Don't Let Go (Dark Nights #2)

Permanent. A very scary word to a woman in my position. Permanent damage would mean he never planned to send me back. It was a death sentence.

I squirmed again, wishing I didn’t have to pee so badly at such a dire moment. It was very distracting. They don’t explain that part in all the dramatic climaxes in plays. When the Phantom of the Opera kidnaps Christine and ties her up, they don’t show how she used the facilities or when. An oversight, surely, because now that I was here, these struck me as vital plot points.

I must have dozed off, but finally, a sound pierced my hungry, painful fog. A creak. Like the door, but even that sounded different. The steps inside, different.

What if it was someone else?

There was silence, but I felt him watching me. I felt more acute fear in that moment than I had the entire time. Realizing I could get left behind. Having no idea who was looking at me.

Hesitant fingers pulled at the knotting behind my back. My fingers were released, and a thousand needles shot through them. He undid all the rope, at my ankles and beneath my breasts. The numbness turned to a raging fire of pain, and I whimpered. His hands went to my arms, no longer unsure. He massaged my muscles…

And I realized I was free.

No restraints held me down. Even he wasn’t holding me down, just touching me. Caressing me. Had I heard the door actually close? I wasn’t sure.

I lay still, but not too still. It was important not to project. Keep breathing. Don’t move.

“Please,” I murmured.

He stopped.

I didn’t have to pretend my throat was dry. My lips were chapped. “Water,” I whispered.

The bed moved as he stood up. It had to be a trap, but I heard his footsteps move away. It had to be a trick, but the faucet squeaked and water rushed. It was too good to be true, but I believed in it anyway. I rushed up, ignoring the fiery pain in my limbs, tilting sideways as the blood rushed to my head. There was no way it should have worked, but it did.

The room came to me in flashes of light. An open-air unfinished space with metal rafters. A raw wooden floor. Neatly organized implements in the corner. A triangle of light spilling out from the bathroom. Only seconds to get there.

Then I was standing in front of the bathroom, yanking the door shut. For a split second, we were face to face. I stared into startled brown eyes. What I saw there was soulless and cruel, like looking in the mirror. I imagined hurting him. Killing him. I imagined he was my father, and I finally paid him back for what he did to me.

But I’d never had a taste for violence, not really.

I slammed the door shut and shoved the bench underneath it. This bench I had been draped over when he spanked me and fucked me with a dildo. That was the lock to bind him.

The door shuddered as he rammed into it from the other side. He didn’t bother yelling for me to undo it. He was smart enough to know better than that.
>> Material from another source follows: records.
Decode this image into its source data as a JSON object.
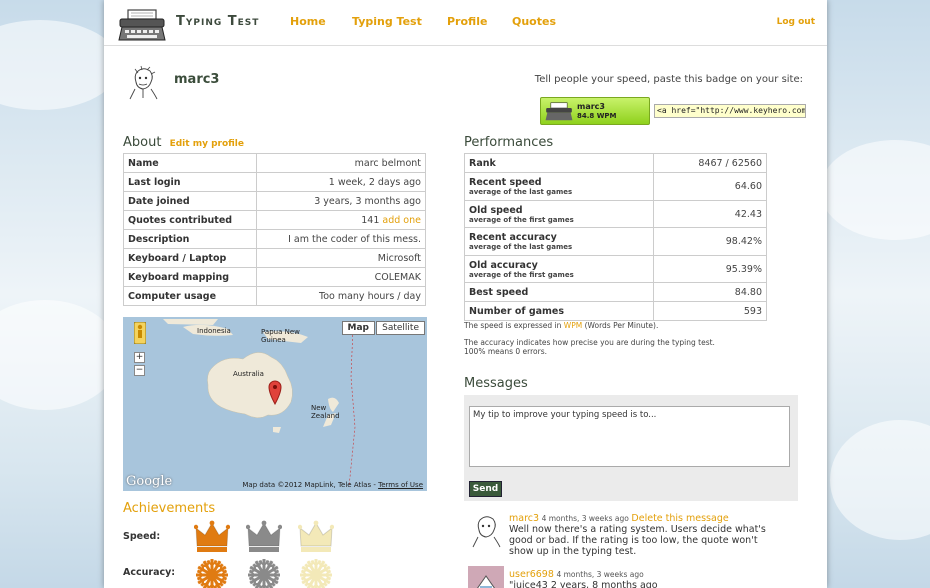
{
  "header": {
    "brand": "Typing Test",
    "nav": [
      "Home",
      "Typing Test",
      "Profile",
      "Quotes"
    ],
    "logout": "Log out"
  },
  "profile": {
    "username": "marc3",
    "badge_hint": "Tell people your speed, paste this badge on your site:",
    "badge_name": "marc3",
    "badge_wpm": "84.8 WPM",
    "badge_code": "<a href=\"http://www.keyhero.com/p"
  },
  "about": {
    "title": "About",
    "edit_link": "Edit my profile",
    "rows": [
      {
        "label": "Name",
        "value": "marc belmont"
      },
      {
        "label": "Last login",
        "value": "1 week, 2 days ago"
      },
      {
        "label": "Date joined",
        "value": "3 years, 3 months ago"
      },
      {
        "label": "Quotes contributed",
        "value": "141",
        "link": "add one"
      },
      {
        "label": "Description",
        "value": "I am the coder of this mess."
      },
      {
        "label": "Keyboard / Laptop",
        "value": "Microsoft"
      },
      {
        "label": "Keyboard mapping",
        "value": "COLEMAK"
      },
      {
        "label": "Computer usage",
        "value": "Too many hours / day"
      }
    ]
  },
  "map": {
    "btn_map": "Map",
    "btn_satellite": "Satellite",
    "labels": [
      "Indonesia",
      "Papua New Guinea",
      "Australia",
      "New Zealand"
    ],
    "zoom_in": "+",
    "zoom_out": "−",
    "footer": "Map data ©2012 MapLink, Tele Atlas -",
    "terms": "Terms of Use",
    "google": "Google"
  },
  "achievements": {
    "title": "Achievements",
    "speed_label": "Speed:",
    "accuracy_label": "Accuracy:",
    "colors": [
      "#e07b12",
      "#8a8a8a",
      "#f3e9b8"
    ]
  },
  "performances": {
    "title": "Performances",
    "rows": [
      {
        "label": "Rank",
        "sub": "",
        "value": "8467 / 62560"
      },
      {
        "label": "Recent speed",
        "sub": "average of the last games",
        "value": "64.60"
      },
      {
        "label": "Old speed",
        "sub": "average of the first games",
        "value": "42.43"
      },
      {
        "label": "Recent accuracy",
        "sub": "average of the last games",
        "value": "98.42%"
      },
      {
        "label": "Old accuracy",
        "sub": "average of the first games",
        "value": "95.39%"
      },
      {
        "label": "Best speed",
        "sub": "",
        "value": "84.80"
      },
      {
        "label": "Number of games",
        "sub": "",
        "value": "593"
      }
    ],
    "note_prefix": "The speed is expressed in",
    "note_wpm": "WPM",
    "note_suffix": "(Words Per Minute).",
    "note2": "The accuracy indicates how precise you are during the typing test.",
    "note3": "100% means 0 errors."
  },
  "messages": {
    "title": "Messages",
    "placeholder": "My tip to improve your typing speed is to...",
    "send": "Send",
    "items": [
      {
        "author": "marc3",
        "time": "4 months, 3 weeks ago",
        "delete": "Delete this message",
        "text": "Well now there's a rating system. Users decide what's good or bad. If the rating is too low, the quote won't show up in the typing test."
      },
      {
        "author": "user6698",
        "time": "4 months, 3 weeks ago",
        "delete": "",
        "text": "\"juice43 2 years, 8 months ago"
      }
    ]
  }
}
Something about the situation was off. It was too easy.

Too simple.

Not what I wanted at all.

But I did what every good little captive girl should want to do. I walked out of there in my bare feet with a soft white sheet draped around my naked body, my clothes and confidence long gone. I found a payphone and called 911. I fell asleep curled up beside a Dumpster before help arrived.





CHAPTER TWELVE


For three days I’d woken up on a soft bed that smelled faintly of roses. Not the sickly sweet scent that got passed off as roses in perfumes, but the real earthy smell of rose petals wafting from cotton sheets. But now a sharp chemical tang burned my nostrils. That was the first thing I noticed, with my eyes closed, my mind still sluggish and half-asleep.

The second thing I noticed was the constant drone of noise. No expectant silence. No lilting strains of La Bohème. Instead, machinery beeped and voices sounded muffled in the distance. This bed was hard, the sheet rough and paper-thin between my fingers. I opened my eyes, then immediately shut them. The air felt like sandpaper against the surface of my eyes. An irrepressible groan of pain emanated from my chest.

“Shhh,” came a voice from my side. “Take it easy.”

For a moment, panic beat in my chest. Was it him? Was I still his captive? And if so, I must have done something wrong to end up here instead.

This was punishment.

He’d taken away my only luxuries, the soft bed, his tender touch.

He would hurt me now, he would…

“Samantha.” Sharper now. My name spoken in a command pulled me back. And I recognized him.

“Hennessey.”

“That’s right. You’re okay now. Just rest and take it easy. You don’t have to get up right now. You don’t have to do anything.”